Oui, saint Joseph a plusieurs facettes indissociables les unes des autres que nous pouvons découvrir. C’est ainsi qu’il peut, à divers titre, se faire proche de nous selon les moments de notre vie, selon les sentiments que nous éprouvons, selon les difficultés que nous connaissons. Dans sa lettre apostolique, le pape François fait ressortir sept traits de la personnalité de saint Joseph qu’il puise évidemment dans les attitudes de Joseph dans l’Évangile. Tout d’abord, Joseph est un père aimé. L’Enfant-Jésus aimera et se soumettra à Joseph avec la docilité d’un enfant comblé d’amour par ses parents. Dans la Trinité Sainte, le Fils aime le Père ; mais Dieu fait l’expérience de l’amour humain, de l’amour paternel, et il rend à Joseph un amour filial. Joseph est un père de tendresse ; à la crèche comme ailleurs, Joseph fait découvrir à Jésus la tendresse humaine d’un père.

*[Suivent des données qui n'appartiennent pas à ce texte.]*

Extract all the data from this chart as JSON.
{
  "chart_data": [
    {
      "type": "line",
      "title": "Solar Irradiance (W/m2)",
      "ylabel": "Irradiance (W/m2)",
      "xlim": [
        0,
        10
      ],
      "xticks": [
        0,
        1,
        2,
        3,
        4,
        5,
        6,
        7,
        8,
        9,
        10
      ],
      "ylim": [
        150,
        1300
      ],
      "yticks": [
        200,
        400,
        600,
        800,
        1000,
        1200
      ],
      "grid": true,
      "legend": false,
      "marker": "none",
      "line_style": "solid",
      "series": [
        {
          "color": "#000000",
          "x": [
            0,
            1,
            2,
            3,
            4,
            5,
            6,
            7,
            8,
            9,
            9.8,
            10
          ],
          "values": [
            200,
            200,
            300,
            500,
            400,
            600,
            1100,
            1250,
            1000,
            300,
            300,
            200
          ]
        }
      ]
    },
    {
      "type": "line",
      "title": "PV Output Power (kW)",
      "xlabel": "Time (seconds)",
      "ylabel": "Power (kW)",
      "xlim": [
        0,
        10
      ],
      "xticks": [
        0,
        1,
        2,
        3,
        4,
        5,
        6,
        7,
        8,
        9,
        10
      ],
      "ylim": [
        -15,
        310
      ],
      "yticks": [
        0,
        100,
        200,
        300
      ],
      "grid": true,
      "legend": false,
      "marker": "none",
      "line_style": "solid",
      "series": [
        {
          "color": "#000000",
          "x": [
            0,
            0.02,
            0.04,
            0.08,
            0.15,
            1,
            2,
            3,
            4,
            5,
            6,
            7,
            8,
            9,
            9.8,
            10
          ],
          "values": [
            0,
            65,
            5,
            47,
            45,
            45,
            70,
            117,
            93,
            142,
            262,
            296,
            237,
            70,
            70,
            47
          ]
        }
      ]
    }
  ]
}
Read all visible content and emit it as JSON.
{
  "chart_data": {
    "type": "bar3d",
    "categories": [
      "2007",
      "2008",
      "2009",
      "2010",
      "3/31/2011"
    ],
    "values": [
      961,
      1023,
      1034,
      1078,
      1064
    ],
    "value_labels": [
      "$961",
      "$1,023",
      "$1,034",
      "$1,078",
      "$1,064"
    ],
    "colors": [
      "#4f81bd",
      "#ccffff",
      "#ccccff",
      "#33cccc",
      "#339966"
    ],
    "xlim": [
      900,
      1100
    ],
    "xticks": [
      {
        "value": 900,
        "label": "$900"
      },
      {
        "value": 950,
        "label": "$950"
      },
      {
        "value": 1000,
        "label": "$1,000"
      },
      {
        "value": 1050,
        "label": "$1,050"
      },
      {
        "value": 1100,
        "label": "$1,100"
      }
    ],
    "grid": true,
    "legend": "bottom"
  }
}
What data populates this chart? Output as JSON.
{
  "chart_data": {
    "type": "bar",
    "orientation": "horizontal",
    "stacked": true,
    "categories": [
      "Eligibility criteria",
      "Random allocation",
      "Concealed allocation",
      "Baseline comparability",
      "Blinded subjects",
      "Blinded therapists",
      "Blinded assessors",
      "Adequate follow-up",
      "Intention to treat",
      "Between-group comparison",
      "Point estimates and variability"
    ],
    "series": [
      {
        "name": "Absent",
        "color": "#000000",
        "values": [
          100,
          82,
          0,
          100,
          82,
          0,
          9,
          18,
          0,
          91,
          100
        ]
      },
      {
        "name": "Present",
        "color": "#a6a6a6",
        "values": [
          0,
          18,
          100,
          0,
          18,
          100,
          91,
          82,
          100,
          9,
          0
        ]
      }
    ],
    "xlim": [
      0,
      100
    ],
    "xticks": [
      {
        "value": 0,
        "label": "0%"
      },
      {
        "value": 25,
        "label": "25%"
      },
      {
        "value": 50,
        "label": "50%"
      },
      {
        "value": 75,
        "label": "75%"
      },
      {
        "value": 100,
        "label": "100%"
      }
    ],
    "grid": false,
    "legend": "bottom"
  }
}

Joseph est aussi un père dans l’obéissance puisqu’il écoute à chaque fois les paroles de l’ange pour sauver et préserver l’Enfant de toute menace. Un père dans l’accueil de toutes les paroles divines qui lui permettent d’éduquer Jésus pour le faire devenir tout simplement un homme. Un père au courage créatif car il sait organiser les choses pour sa famille dans toutes les circonstances et particulièrement les circonstances délicates. Joseph est un père travailleur qui enseignera l’amour du travail à celui qu’on appellera « le fils du charpentier ». Comme je l’ai dit tout à l’heure, on n’entend pas la voix de Joseph dans l’Évangile ; mais on peut la deviner. Il est le père qui se tient dans l’ombre non pas pour s’humilier ou par honte de quoi que ce soit ; il se tient dans l’ombre pour mieux observer, écouter, méditer et agir selon l’Esprit de Dieu. Ce Dieu qui l’a choisi et qui lui a donné son cœur de père.
Chers frères et sœurs, les grandes figures ne sont pas forcément celles qui parlent le plus et se mettent toujours en avant. Saint Joseph est pour nous le parfait exemple avec Marie son épouse. Que nous soyons époux, père, travailleur, chrétien, chacun peut et doit trouver en saint Joseph un modèle de vie. Tous, nous avons quelque chose à apprendre de Joseph pour une vie selon le cœur de Dieu. Comme Jésus, soumis à Marie et Joseph dans son humanité, soyons soumis aux enseignements discrets mais forts de Joseph. Il nous apprendra ainsi à vivre dans l’humilité du Christ qui a voulu prendre notre humanité pour que nous soyons unis à sa divinité. C’est bien à cela que nous fait communier le pain eucharistique. Amen.